Mountain in the Outer Hebrides of Scotland

The Clisham (An Cliseam) is a mountain on North Harris, Lewis and Harris in the Outer Hebrides of Scotland. At 799 m, it is the highest mountain in the Outer Hebrides and the archipelago's only Corbett. Climbers often encounter light rain and boggy and muddy terrain.

There are a number of paths up to the Clisham's peak. The fastest way to the summit begins at the car park at the bridge along the A859 road between Stornoway and Tarbert and southeast of the mountain. When the visibility is clear, the view from the summit shows all of the Clisham horseshoe peaks: An t-Isean, Mulla bho Dheas, Mulla bho Thuath, and Mullach an Langa. From the southwest side of the peak, Coire Dubh Slabs is visible, and from the north is Aonaig Mhòr.
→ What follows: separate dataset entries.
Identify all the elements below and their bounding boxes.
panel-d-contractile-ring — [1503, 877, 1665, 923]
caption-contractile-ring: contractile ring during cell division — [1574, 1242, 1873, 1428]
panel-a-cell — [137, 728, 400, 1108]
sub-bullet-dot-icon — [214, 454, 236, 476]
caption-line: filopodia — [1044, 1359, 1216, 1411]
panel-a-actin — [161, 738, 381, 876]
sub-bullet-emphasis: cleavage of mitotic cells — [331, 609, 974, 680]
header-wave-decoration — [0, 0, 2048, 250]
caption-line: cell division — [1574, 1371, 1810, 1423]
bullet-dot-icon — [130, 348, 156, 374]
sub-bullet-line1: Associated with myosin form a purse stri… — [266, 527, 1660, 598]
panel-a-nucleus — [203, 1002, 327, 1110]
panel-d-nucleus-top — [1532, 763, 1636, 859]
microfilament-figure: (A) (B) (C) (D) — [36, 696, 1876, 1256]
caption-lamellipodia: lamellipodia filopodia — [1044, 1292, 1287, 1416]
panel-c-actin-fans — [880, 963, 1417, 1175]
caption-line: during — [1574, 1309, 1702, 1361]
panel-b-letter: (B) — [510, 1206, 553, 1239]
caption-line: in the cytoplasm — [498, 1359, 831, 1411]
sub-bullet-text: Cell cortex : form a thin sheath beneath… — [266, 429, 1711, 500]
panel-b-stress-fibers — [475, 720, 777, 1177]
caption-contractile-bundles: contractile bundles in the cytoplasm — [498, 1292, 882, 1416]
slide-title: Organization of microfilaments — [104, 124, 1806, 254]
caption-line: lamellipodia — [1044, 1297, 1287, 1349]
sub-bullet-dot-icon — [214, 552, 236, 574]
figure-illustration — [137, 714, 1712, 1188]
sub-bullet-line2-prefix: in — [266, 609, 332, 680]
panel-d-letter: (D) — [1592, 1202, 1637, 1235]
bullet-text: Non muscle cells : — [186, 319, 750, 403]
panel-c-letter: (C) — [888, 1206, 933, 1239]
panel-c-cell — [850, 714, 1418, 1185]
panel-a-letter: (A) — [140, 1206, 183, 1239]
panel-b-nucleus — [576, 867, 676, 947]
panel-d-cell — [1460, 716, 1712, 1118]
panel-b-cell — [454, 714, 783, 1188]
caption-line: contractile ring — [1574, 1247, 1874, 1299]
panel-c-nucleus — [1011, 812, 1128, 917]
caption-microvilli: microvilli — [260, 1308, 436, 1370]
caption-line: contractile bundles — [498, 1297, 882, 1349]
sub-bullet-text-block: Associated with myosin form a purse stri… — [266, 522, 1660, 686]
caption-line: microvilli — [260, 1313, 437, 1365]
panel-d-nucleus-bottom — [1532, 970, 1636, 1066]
A more advanced hike traverses the Clisham horseshoe beginning at the northern part of the Abhainn Scaladail and moving upstream to the foot of the Mullach an Langa ridge. The distance of the Horseshoe is about 12.5 km. Another advanced path along the horseshoe starts at the northwest along the ridge made by the Mullach an Langa, Mulla-Fo-Thuath and Mulla-Fo-Dheas.